Running an independent grocery store at a profit was difficult, however, and financial stresses piled up. A series of smaller floods, due to issues with the city’s drainage infrastructure, also damaged the store’s refrigeration systems, forcing it to shut down for months at a time. The Circle Food Store closed for good in 2018. It was the last remaining Black-owned grocery in the New Orleans metro area. Purchased at a foreclosure auction, the building recently opened as the Circle Food Market and now has white owners.


Club Desire, where rock ‘n’ roll legend Fats Domino launched his career, shortly before the city demolished the historic building in 2015

Julie Dermansky

The Katrina disaster left many of New Orleans’s cultural institutions in ruins as well—museums, galleries, and churches, along with smaller venues like social clubs and corner juke joints, mainstays of the city’s world-renowned local music scene. Many such venues, including Black-owned local bars, never recovered or were forced to shut down and are now being taken over by white ownership.

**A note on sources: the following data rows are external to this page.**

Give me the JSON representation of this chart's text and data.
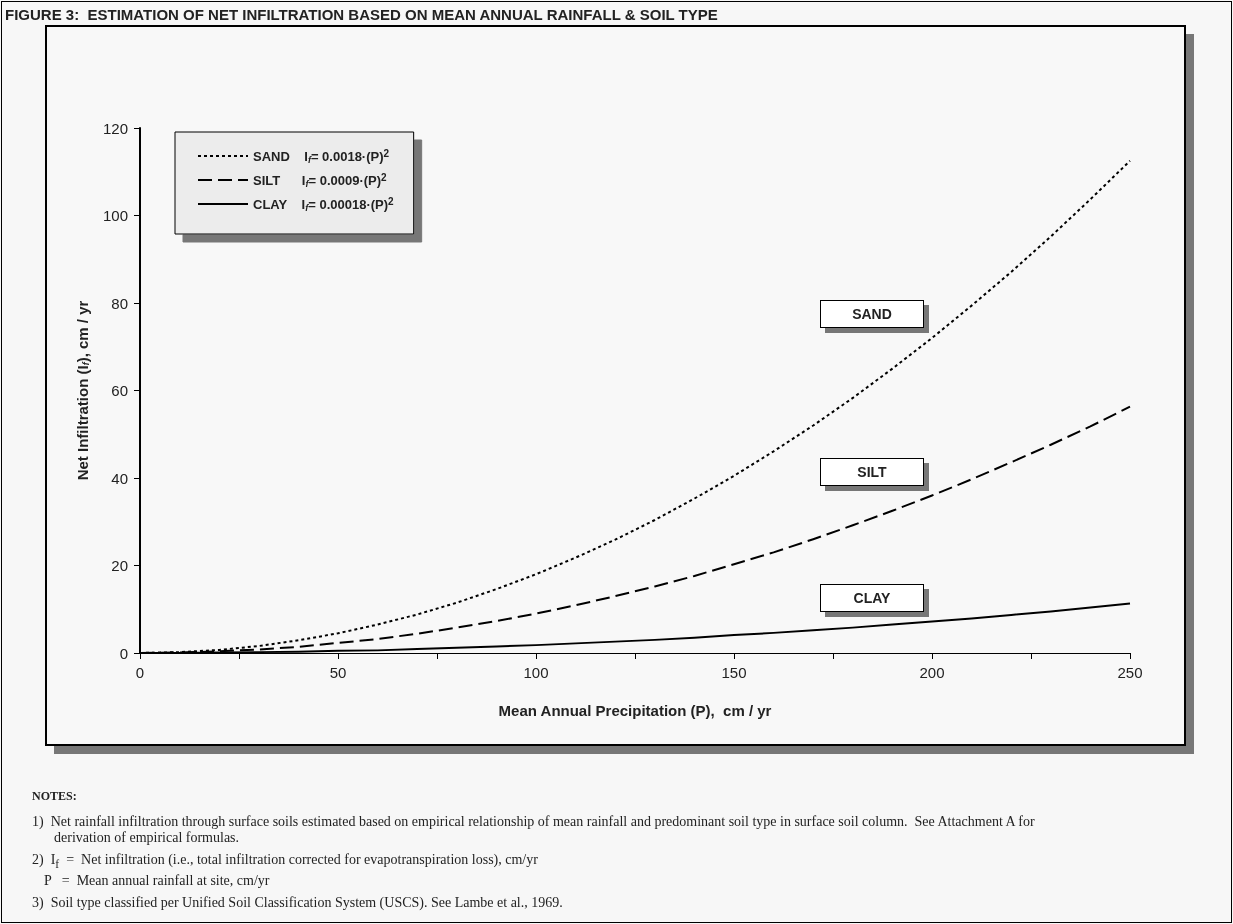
{
  "chart_data": {
    "type": "line",
    "title": "FIGURE 3:  ESTIMATION OF NET INFILTRATION BASED ON MEAN ANNUAL RAINFALL & SOIL TYPE",
    "xlabel": "Mean Annual Precipitation (P),  cm / yr",
    "ylabel": "Net Infiltration (I$_{f}$), cm / yr",
    "x": [
      0,
      10,
      20,
      30,
      40,
      50,
      60,
      70,
      80,
      90,
      100,
      110,
      120,
      130,
      140,
      150,
      160,
      170,
      180,
      190,
      200,
      210,
      220,
      230,
      240,
      250
    ],
    "series": [
      {
        "name": "SAND    I$_{f}$= 0.0018·(P)$^{2}$",
        "color": "#000000",
        "line_style": "dotted",
        "values": [
          0,
          0.2,
          0.7,
          1.6,
          2.9,
          4.5,
          6.5,
          8.8,
          11.5,
          14.6,
          18,
          21.8,
          25.9,
          30.4,
          35.3,
          40.5,
          46.1,
          52,
          58.3,
          65,
          72,
          79.4,
          87.1,
          95.2,
          103.7,
          112.5
        ]
      },
      {
        "name": "SILT      I$_{f}$= 0.0009·(P)$^{2}$",
        "color": "#000000",
        "line_style": "dashed",
        "values": [
          0,
          0.1,
          0.4,
          0.8,
          1.4,
          2.3,
          3.2,
          4.4,
          5.8,
          7.3,
          9,
          10.9,
          13,
          15.2,
          17.6,
          20.3,
          23,
          26,
          29.2,
          32.5,
          36,
          39.7,
          43.6,
          47.6,
          51.8,
          56.3
        ]
      },
      {
        "name": "CLAY    I$_{f}$= 0.00018·(P)$^{2}$",
        "color": "#000000",
        "line_style": "solid",
        "values": [
          0,
          0,
          0.1,
          0.2,
          0.3,
          0.5,
          0.6,
          0.9,
          1.2,
          1.5,
          1.8,
          2.2,
          2.6,
          3,
          3.5,
          4.1,
          4.6,
          5.2,
          5.8,
          6.5,
          7.2,
          7.9,
          8.7,
          9.5,
          10.4,
          11.3
        ]
      }
    ],
    "xlim": [
      0,
      250
    ],
    "xticks": [
      0,
      {
        "value": 25,
        "label": null
      },
      50,
      {
        "value": 75,
        "label": null
      },
      100,
      {
        "value": 125,
        "label": null
      },
      150,
      {
        "value": 175,
        "label": null
      },
      200,
      {
        "value": 225,
        "label": null
      },
      250
    ],
    "ylim": [
      0,
      120
    ],
    "yticks": [
      0,
      20,
      40,
      60,
      80,
      100,
      120
    ],
    "grid": false,
    "legend": "top left",
    "marker": "none",
    "annotations": [
      "SAND",
      "SILT",
      "CLAY",
      "NOTES:",
      "1)  Net rainfall infiltration through surface soils estimated based on empirical relationship of mean rainfall and predominant soil type in surface soil column.  See Attachment A for derivation of empirical formulas.",
      "2)  I$_{f}$  =  Net infiltration (i.e., total infiltration corrected for evapotranspiration loss), cm/yr",
      "P   =  Mean annual rainfall at site, cm/yr",
      "3)  Soil type classified per Unified Soil Classification System (USCS). See Lambe et al., 1969."
    ]
  }
}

This is a photograph of Club Desire—a famous music hall in the Upper Ninth Ward where rock ‘n’ roll pioneers Fats Domino and Dave Bartholomew performed—taken by photographer Julie Dermansky nearly 10 years after the hurricane. Rather than restore the damaged building as a historic landmark or community center, the city chose to tear it down. “The city was still working so hard on recovery, but public policy should have been in place to stabilize the building for the future,” said Patricia Gay in 2015, then executive director of Preservation Resource Center of New Orleans. “The area is totally desolate, but a plan anchored by the restoration of this building could have brought revitalization to the area.”

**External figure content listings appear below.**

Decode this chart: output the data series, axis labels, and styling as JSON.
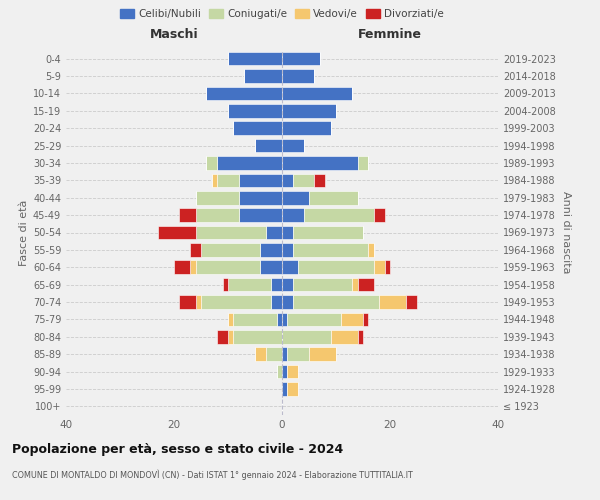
{
  "age_groups": [
    "100+",
    "95-99",
    "90-94",
    "85-89",
    "80-84",
    "75-79",
    "70-74",
    "65-69",
    "60-64",
    "55-59",
    "50-54",
    "45-49",
    "40-44",
    "35-39",
    "30-34",
    "25-29",
    "20-24",
    "15-19",
    "10-14",
    "5-9",
    "0-4"
  ],
  "birth_years": [
    "≤ 1923",
    "1924-1928",
    "1929-1933",
    "1934-1938",
    "1939-1943",
    "1944-1948",
    "1949-1953",
    "1954-1958",
    "1959-1963",
    "1964-1968",
    "1969-1973",
    "1974-1978",
    "1979-1983",
    "1984-1988",
    "1989-1993",
    "1994-1998",
    "1999-2003",
    "2004-2008",
    "2009-2013",
    "2014-2018",
    "2019-2023"
  ],
  "colors": {
    "celibi": "#4472C4",
    "coniugati": "#c5d8a4",
    "vedovi": "#f5c76e",
    "divorziati": "#cc2222"
  },
  "males": {
    "celibi": [
      0,
      0,
      0,
      0,
      0,
      1,
      2,
      2,
      4,
      4,
      3,
      8,
      8,
      8,
      12,
      5,
      9,
      10,
      14,
      7,
      10
    ],
    "coniugati": [
      0,
      0,
      1,
      3,
      9,
      8,
      13,
      8,
      12,
      11,
      13,
      8,
      8,
      4,
      2,
      0,
      0,
      0,
      0,
      0,
      0
    ],
    "vedovi": [
      0,
      0,
      0,
      2,
      1,
      1,
      1,
      0,
      1,
      0,
      0,
      0,
      0,
      1,
      0,
      0,
      0,
      0,
      0,
      0,
      0
    ],
    "divorziati": [
      0,
      0,
      0,
      0,
      2,
      0,
      3,
      1,
      3,
      2,
      7,
      3,
      0,
      0,
      0,
      0,
      0,
      0,
      0,
      0,
      0
    ]
  },
  "females": {
    "celibi": [
      0,
      1,
      1,
      1,
      0,
      1,
      2,
      2,
      3,
      2,
      2,
      4,
      5,
      2,
      14,
      4,
      9,
      10,
      13,
      6,
      7
    ],
    "coniugati": [
      0,
      0,
      0,
      4,
      9,
      10,
      16,
      11,
      14,
      14,
      13,
      13,
      9,
      4,
      2,
      0,
      0,
      0,
      0,
      0,
      0
    ],
    "vedovi": [
      0,
      2,
      2,
      5,
      5,
      4,
      5,
      1,
      2,
      1,
      0,
      0,
      0,
      0,
      0,
      0,
      0,
      0,
      0,
      0,
      0
    ],
    "divorziati": [
      0,
      0,
      0,
      0,
      1,
      1,
      2,
      3,
      1,
      0,
      0,
      2,
      0,
      2,
      0,
      0,
      0,
      0,
      0,
      0,
      0
    ]
  },
  "title": "Popolazione per età, sesso e stato civile - 2024",
  "subtitle": "COMUNE DI MONTALDO DI MONDOVÌ (CN) - Dati ISTAT 1° gennaio 2024 - Elaborazione TUTTITALIA.IT",
  "xlabel_left": "Maschi",
  "xlabel_right": "Femmine",
  "ylabel_left": "Fasce di età",
  "ylabel_right": "Anni di nascita",
  "xlim": 40,
  "legend_labels": [
    "Celibi/Nubili",
    "Coniugati/e",
    "Vedovi/e",
    "Divorziati/e"
  ],
  "background_color": "#f0f0f0"
}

A performance led by Shana Griffin and her daughter Zora with members of Gallery of the Streets, an art collective, takes place in front of a floodwall in the Lower Ninth Ward on Katrina’s 10th anniversary.

Mario Tama/Getty Images

On August 29, 2015, Gallery of the Streets, an art collective that aims “to engage everyday spaces as sites of resistance” against issues from environmental degradation to gentrification and anti-Black violence, launched “Ecohybridity: Love Song for NOLA,” a visual opera to mark Katrina’s 10th anniversary. Art director kai lumumba barrow says the project intends to explore Black geographies in respect to tragedy and community transformation: “From the slave castles to the plantations; fields to factories; refugee camps to tent cities; dormitories to cells; slums to suburbs; the corner to the boardroom—our response to displacement shapes our self-perception and affects the cultures of those around us. In this sense, we form new ecologies that are a hybridization of multiple influences and cultures. I call this elasticity ecohybridity.

After performing alongside a repaired floodwall in the Lower Ninth Ward, shown here in a photograph by Mario Tama, the group of about 15 Black feminists dressed in white joined a second line parade crossing over the Inner Harbor Navigation Canal. As they marched, they danced around a float of a small wooden house that stated, “Housing is a human right.”

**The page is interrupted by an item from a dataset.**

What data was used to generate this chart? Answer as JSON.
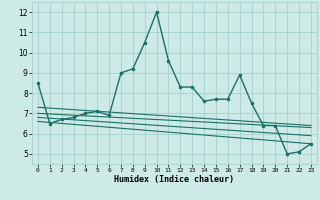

Since 2005, the federal government has spent $14.5 billion on fortifying the city’s levees and floodwalls, ones the Army Corps says could potentially withstand a 100-year storm—a claim debated by some experts who are concerned that rising sea levels will require increased storm surge protections. Maintaining updated evacuation plans for New Orleans will also be crucial, since rebuilding has occurred in many of the most-at-risk areas for flooding, against the advice of the National Research Council, which formed post-Katrina to assess what went wrong and how to prevent it from happening again.

While activism, and the emergence of groups like Women of the Storm, in support of the city’s still-recovering communities continues to grow and while many New Orleanians feel safer behind stronger and taller levees, distrust and uncertainty linger—feelings that undoubtedly intensify each time a new hurricane swirls over the Gulf.